His current research interests are in the areas of visual learning/detection/recognition, computational photography/videography and sensor fusion for 3D reconstruction. He also enjoys working in the field of optics, colorimetry and general mathematics of signal and image processing.
The current landscape of deep learning. Trends and Challenges
Facebook AI Research
Date : 18/02/2015
Abstract:
Recent years have seen rapid growth of the field of Deep Learning. Research in Deep Learning has put forth many new ideas which have led to many path breaking developments in Machine Learning. The large set of tools and techniques that have been churned out of this research are fast being explored and applied to different problems in Computer Vision and NLP. This talk shall focus on some of the current trends and practices in Deep Learning research and the challenges that lie ahead.
Microsoft Research India
Date : 10/02/2015
Abstract:
The objective in extreme multi-label classification is to learn a classifier that can automatically tag a data point with the most relevant subset of labels from a large label set. Extreme multi-label classification is an important research problem since not only does it enable the tackling of applications with many labels but it also allows the reformulation of ranking and recommendation problems with certain advantages over existing formulations.

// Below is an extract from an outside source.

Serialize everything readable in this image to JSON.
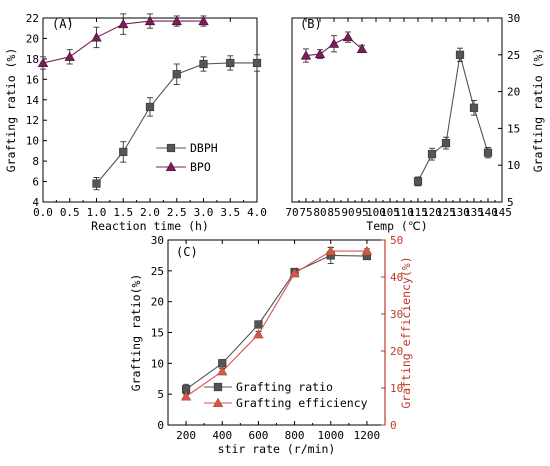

Our objective, in this talk, is to develop an extreme multi-label classifier that is faster to train and more accurate at prediction than the state-of-the-art Multi-label Random Forest (MLRF) algorithm [Agrawal et al. WWW 13] and the Label Partitioning for Sub-linear Ranking (LPSR) algorithm [Weston et al. ICML 13]. MLRF and LPSR learn a hierarchy to deal with the large number of labels but optimize task independent measures, such as the Gini index or clustering error, in order to learn the hierarchy. Our proposed FastXML algorithm achieves significantly higher accuracies by directly optimizing an nDCG based ranking loss function. We also develop an alternating minimization algorithm for efficiently optimizing the proposed formulation. Experiments reveal that FastXML can be trained on problems with more than a million labels on a standard desktop in eight hours using a single core and in an hour using multiple cores.
Brief Bio:
Manik Varma is a researcher at Microsoft Research India where he helps champion the Machine Learning and Optimization area. Manik received a bachelor's degree in Physics from St. Stephen's College, University of Delhi in 1997 and another one in Computation from the University of Oxford in 2000 on a Rhodes Scholarship. He then stayed on at Oxford on a University Scholarship and obtained a DPhil in Engineering in 2004. Before joining Microsoft Research, he was a Post-Doctoral Fellow at the Mathematical Sciences Research Institute Berkeley. He has been an Adjunct Professor at the Indian Institute of Technology (IIT) Delhi in the Computer Science and Engineering Department since 2009 and jointly in the School of Information Technology since 2011. His research interests lie in the areas of machine learning, computational advertising and computer vision. He has served as an Area Chair for machine learning and computer vision conferences such as ACCV, CVPR, ICCV, ICML and NIPS. He has been awarded the Microsoft Gold Star award and has won the PASCAL VOC Object Detection Challenge.